Thought for the day
We prove ourselves citizens of a democracy not by our winning of elections but by our agreeing to lose elections. -- Lewis H. Lapham
… They should teach this in grade school civics and not let anyone graduate until they really get it.
Hearing the news come in today and having watched politics for the last several years, it becomes crystal clear to me: the people who should be horsewhipped with a horsewhip (to borrow from The West Wing) are the people so convinced of the rightness of their cause as to think that the rules don’t apply to them, that they deserve to win elections, that dirty tricks and gerrymandering and voter suppression are somehow ok because they’re serving some higher good.
They utterly miss the point of what America is: a place where ideas have a chance of suceeding on their own merit, where loyal citizens can and will disagree about matters of importance, where one ostensibly gets a better chance at determining one’s own destiny than any other place on the planet.

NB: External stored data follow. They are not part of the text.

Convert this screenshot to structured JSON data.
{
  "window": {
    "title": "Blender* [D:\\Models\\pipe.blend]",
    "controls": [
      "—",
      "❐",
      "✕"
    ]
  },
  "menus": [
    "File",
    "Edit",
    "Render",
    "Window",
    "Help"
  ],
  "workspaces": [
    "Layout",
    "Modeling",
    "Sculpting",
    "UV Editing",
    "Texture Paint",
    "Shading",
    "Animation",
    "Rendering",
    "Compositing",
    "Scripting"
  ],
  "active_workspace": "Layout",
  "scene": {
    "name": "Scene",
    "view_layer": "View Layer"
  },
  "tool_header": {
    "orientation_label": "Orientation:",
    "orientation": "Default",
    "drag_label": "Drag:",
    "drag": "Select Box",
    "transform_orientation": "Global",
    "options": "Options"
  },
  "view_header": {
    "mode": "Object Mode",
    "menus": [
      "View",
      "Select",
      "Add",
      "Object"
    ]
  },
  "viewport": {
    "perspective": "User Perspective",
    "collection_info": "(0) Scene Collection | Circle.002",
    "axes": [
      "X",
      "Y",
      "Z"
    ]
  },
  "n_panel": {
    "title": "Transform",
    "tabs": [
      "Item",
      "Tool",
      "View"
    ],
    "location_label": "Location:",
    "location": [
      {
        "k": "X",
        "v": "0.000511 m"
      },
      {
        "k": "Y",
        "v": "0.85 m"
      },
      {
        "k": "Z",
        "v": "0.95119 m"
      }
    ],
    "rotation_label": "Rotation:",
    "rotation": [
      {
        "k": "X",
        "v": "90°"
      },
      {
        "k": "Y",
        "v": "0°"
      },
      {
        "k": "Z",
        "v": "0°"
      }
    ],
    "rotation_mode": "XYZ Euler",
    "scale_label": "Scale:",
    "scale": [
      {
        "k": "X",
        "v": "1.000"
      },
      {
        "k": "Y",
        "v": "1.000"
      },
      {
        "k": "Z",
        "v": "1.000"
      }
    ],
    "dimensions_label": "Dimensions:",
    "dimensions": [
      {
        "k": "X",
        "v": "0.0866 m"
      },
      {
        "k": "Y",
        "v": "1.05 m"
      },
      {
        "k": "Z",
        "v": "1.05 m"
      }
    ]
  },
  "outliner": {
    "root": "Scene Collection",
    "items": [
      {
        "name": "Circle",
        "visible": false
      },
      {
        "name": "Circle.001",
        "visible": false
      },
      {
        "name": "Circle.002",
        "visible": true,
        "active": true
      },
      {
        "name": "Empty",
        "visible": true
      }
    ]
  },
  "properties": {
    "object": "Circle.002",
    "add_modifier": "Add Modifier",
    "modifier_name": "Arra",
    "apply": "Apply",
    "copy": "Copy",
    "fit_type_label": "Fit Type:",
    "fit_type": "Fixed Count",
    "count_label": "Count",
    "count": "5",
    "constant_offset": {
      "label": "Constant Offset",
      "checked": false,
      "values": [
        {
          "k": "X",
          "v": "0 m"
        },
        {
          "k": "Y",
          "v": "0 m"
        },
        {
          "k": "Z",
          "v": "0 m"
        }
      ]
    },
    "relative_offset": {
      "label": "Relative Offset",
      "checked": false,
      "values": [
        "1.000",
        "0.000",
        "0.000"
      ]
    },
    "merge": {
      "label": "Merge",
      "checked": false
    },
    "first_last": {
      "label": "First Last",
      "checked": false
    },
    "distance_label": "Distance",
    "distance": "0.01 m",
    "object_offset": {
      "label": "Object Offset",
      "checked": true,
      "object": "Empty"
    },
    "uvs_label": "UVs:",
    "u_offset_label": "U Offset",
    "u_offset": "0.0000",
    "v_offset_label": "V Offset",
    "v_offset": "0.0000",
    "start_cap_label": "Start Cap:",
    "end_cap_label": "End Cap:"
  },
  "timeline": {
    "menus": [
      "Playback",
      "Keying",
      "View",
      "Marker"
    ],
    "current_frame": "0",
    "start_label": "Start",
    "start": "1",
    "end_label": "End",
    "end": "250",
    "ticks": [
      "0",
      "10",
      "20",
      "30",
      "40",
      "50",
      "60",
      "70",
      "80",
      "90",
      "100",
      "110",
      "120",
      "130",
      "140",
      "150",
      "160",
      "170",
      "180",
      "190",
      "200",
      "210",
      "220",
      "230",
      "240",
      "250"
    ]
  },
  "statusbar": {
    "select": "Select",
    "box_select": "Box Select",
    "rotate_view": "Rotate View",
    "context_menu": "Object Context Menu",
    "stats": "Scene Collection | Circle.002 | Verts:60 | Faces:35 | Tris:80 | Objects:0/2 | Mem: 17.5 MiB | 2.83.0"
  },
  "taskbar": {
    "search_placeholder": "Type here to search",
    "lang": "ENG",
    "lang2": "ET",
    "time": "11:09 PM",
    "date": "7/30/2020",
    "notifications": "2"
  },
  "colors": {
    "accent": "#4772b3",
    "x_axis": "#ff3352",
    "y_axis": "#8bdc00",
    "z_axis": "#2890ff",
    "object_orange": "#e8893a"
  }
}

That’s what’s always made us magic, and that’s what recently the right wing seems to have forgotten: Everyone is guaranteed to have their voice heard. Nobody is guaranteed to win.
So making it more difficult for people to vote? Unamerican. Stacking the deck in your party’s favor? Unamerican. Refusing to endorse efforts to make voting utterly reliable, verifiable, and safe? As Unamerican as it gets. You back everyone’s right to speak, to vote, to be involved, because that’s what America is.
And it pisses me off that this sounds Pollyannaish and idealistic to my own ears.